Discuss Uplift of Judaism.
That there are many Jews who permit the women, children and rabbis to
do the worshipping for them was declared by Marcus Aaron of
Pittsburgh today in a discussion between the delegates of the two
organizations on the betterment and uplift of Judaism and the
teaching of the Hebrew faith. Mr. Aaron also criticized strongly the
practice of charging a rental for sittings in the temples.
"The Jewish temples are financed by methods hardly justified in a
social club," he said. "On the outside of the temple appears the
inscription, 'My house shall be a house of prayer for all people.'
Inside is the reservation, 'For such as can afford to pay.'
"There is nothing finer in this world than the spirit of America,"

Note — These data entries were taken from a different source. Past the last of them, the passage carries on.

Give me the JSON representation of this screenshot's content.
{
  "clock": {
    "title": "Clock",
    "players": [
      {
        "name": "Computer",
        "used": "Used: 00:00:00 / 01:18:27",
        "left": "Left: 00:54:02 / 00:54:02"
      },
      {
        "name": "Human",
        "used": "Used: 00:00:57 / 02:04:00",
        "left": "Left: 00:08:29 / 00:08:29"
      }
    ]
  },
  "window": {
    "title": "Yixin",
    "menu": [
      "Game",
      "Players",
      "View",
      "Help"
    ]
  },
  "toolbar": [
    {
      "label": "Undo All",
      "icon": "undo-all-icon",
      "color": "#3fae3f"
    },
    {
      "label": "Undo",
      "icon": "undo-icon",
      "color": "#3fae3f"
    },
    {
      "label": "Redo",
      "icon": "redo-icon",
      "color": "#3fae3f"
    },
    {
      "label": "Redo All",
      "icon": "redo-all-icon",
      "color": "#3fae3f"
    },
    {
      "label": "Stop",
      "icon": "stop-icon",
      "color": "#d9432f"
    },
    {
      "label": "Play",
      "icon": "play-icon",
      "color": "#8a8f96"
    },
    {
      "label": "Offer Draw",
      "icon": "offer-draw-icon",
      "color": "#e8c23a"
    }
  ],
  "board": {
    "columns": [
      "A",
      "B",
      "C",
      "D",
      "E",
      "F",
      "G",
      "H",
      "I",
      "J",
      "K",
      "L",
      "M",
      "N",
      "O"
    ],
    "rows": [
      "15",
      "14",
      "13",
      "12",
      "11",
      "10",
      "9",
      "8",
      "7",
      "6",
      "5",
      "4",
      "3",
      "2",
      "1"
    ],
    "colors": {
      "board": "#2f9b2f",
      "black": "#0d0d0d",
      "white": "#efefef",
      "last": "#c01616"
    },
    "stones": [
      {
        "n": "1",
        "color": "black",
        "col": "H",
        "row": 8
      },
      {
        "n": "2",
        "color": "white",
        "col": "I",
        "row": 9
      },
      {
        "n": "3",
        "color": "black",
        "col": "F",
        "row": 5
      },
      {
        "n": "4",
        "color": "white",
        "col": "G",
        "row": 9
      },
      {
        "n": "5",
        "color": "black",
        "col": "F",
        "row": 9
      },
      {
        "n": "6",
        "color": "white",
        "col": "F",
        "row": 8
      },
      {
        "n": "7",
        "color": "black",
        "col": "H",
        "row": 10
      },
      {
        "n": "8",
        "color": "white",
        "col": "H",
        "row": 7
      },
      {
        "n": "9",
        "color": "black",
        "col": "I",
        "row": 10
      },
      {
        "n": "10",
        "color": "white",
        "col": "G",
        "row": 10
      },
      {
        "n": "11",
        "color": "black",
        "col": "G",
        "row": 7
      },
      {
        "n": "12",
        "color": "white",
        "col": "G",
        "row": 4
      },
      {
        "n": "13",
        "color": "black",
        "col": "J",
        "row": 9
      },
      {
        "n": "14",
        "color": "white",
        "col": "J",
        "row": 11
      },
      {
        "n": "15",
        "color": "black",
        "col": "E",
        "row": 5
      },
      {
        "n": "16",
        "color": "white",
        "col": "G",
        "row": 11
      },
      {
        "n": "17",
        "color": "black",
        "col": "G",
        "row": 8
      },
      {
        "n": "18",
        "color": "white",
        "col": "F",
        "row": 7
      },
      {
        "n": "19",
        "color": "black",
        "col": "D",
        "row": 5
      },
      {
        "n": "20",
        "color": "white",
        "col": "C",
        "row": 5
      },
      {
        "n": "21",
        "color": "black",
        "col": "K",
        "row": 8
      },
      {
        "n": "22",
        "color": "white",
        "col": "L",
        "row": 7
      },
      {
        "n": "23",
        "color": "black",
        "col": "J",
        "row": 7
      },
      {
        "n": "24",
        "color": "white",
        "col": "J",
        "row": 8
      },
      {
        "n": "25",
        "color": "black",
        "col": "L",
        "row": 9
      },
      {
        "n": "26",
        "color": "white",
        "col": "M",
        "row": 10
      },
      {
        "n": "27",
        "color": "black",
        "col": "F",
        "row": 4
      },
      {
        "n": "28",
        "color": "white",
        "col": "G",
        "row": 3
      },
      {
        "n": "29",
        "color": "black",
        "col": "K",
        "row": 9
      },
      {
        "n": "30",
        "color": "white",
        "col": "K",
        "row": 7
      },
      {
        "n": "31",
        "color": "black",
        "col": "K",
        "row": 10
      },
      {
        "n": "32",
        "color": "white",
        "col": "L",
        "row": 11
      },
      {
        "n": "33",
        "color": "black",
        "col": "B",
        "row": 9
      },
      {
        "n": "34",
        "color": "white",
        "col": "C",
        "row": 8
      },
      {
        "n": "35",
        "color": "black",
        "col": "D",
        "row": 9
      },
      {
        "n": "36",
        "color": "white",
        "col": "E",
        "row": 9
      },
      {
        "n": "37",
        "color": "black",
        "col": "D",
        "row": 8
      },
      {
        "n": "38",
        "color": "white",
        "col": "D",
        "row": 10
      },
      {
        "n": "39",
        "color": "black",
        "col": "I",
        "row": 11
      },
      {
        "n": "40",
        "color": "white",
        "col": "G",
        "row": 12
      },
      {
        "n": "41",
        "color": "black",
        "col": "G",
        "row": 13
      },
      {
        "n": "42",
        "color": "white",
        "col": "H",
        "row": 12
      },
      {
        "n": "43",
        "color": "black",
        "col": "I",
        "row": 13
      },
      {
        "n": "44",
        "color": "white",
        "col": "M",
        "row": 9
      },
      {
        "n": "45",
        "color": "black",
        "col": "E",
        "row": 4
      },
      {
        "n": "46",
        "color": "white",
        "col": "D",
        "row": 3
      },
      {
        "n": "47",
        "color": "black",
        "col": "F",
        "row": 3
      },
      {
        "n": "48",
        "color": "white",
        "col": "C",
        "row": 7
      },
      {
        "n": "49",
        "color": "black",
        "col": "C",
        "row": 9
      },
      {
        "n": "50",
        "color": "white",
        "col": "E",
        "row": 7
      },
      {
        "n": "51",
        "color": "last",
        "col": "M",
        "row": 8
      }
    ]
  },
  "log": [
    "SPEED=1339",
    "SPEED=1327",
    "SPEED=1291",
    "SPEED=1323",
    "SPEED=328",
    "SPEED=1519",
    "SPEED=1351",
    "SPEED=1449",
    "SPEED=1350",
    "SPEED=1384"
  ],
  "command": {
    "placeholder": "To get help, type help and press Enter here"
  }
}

Mr. Aaron said. "It is often hard to catch a glimpse of this spirit
because it is lost in the rush for fame and fortune, but it is here.
The Jew has never been granted the freedom in any country that he has
enjoyed in America. This reason, if no other reason, should impose
upon the Jew the personal obligation to repay America what America
has been to him and his.
"America asks but little. She asks that he live for her and give her
the best he has. She does not ask for all he has, nor does she ask
him to serve any one master or mistress."
It is expected that no action will be taken by the convention on the
anti-Jewish propaganda which has been spread broadcast by Henry
Ford. Some of the delegates who favor action, however, may bring up
the subject at the final sessions tomorrow.
Speakers at today's session of the temple sisterhoods were Mr. Caesar
Misch of Providence, R.I.; Miss Alsa Welhl of New York and Mrs.
Morris Lazaron of Baltimore. They discussed the influences affecting
the religious development of the child.